31/12/14

1 Januari 2015, Harga Premium Turun Jadi Rp 7.600

1 Januari 2015, Harga Premium Turun Jadi Rp 7.600
Harga bensin premium mulai hari ini turun dari Rp 8.500/liter menjadi Rp 7.600/liter. Loh kok bisa ya? Ya bisa saja, soalnya kapan-kapan juga bisa naik. Ini disebabkan pemerintah tidak lagi memberikan subsidi untuk Bahan Bakar Minyak (BBM) jenis RON 88 alias Premium.

Karena itu, mulai hari ini, harga Premium mengikuti mekanisme pasar dan harganya bisa turun. Dari Rp 8.500/liter menjadi Rp 7.600/liter.

Sudirman Said, Menteri ESDM, seperti dikutip detik.com, mengatakan perubahan harga Premium tidak lepas dari harga minyak yang juga terkoreksi. Dalam perhitungan pemerintah, harga Premium yang Rp 7.600/liter sudah sesuai dengan kondisi saat ini.

“Harga Premium Rp 7.600/liter itu berdasarkan ICP (harga minyak Indonesia) US$ 60/barel dan kurs Rp 12.300/US$,” kata Sudirman kala ditemui di kantor Kemenko Perekonomian, Jakarta, Rabu (31/12/2014).
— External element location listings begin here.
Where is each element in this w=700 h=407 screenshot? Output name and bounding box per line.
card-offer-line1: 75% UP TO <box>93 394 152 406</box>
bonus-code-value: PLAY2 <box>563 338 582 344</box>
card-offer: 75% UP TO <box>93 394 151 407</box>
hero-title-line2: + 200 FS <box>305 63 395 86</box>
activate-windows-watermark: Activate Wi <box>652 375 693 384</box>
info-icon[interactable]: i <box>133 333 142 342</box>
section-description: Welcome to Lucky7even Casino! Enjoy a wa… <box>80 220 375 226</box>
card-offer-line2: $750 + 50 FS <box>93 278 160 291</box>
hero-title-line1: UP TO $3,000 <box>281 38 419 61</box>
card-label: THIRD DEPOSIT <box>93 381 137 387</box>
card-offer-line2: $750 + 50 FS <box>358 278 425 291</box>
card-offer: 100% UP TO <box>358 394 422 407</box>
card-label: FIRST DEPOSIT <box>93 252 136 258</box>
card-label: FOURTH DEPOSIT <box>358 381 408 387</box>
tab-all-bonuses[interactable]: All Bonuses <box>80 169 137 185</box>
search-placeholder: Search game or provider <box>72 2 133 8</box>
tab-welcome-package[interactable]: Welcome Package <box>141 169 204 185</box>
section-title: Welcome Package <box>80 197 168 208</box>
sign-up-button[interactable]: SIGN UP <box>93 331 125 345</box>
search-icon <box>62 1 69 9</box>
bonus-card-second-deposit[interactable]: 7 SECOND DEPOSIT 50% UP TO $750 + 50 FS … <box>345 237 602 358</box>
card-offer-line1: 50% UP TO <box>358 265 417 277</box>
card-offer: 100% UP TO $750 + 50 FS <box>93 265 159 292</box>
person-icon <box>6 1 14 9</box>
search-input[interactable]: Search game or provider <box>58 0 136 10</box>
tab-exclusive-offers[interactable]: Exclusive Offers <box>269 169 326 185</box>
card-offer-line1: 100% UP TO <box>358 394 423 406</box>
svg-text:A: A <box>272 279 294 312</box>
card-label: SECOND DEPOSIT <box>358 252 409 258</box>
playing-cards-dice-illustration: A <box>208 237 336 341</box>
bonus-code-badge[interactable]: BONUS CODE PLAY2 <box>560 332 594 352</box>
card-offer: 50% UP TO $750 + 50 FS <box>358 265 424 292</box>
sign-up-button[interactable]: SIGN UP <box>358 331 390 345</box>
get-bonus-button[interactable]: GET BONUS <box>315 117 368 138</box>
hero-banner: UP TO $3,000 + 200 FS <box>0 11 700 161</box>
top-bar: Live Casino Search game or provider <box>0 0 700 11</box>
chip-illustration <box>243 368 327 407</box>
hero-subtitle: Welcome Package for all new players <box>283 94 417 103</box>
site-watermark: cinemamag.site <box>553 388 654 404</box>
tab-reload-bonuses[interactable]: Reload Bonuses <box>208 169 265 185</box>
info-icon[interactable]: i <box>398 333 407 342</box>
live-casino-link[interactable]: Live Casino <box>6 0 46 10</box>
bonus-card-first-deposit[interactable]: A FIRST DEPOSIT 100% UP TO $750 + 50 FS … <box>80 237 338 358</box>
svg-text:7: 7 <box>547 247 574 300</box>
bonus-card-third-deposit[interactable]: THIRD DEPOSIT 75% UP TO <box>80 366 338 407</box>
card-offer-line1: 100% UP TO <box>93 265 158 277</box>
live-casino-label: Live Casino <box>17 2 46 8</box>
Selain menghapus subsidi Premium, pemerintah juga mengubah pola subsidi untuk BBM diesel alias Solar. Mulai 1 Januari 2015, pemerintah memberi subsidi tetap (fixed subsidy) kepada Solar sebesar Rp 1.000/liter dan sisanya mengikuti mekanisme pasar.

Melalui 2 kebijakan ini, maka harga Premium dan Solar akan naik-turun tergantung harga pasar atau keekonomian. Oleh karena itu, setiap awal bulan pemerintah akan mengumumkan harga dasar BBM.

“Pemerintah, dalam hal ini Kementerian ESDM, akan mengeluarkan harga dasar BBM. Ini dilakukan setiap awal bulan,” kata Sudirman.

Harga dasar adalah satu dari beberapa komponen untuk menentukan harga jual BBM ke konsumen. Selain harga dasar, ada pula pajak-pajak dan biaya distribusi.

“Walau tanpa subsidi, pemerintah tetap menetapkan harga BBM. Jadi tidak melanggar putusan MK,” ujar Sudirman.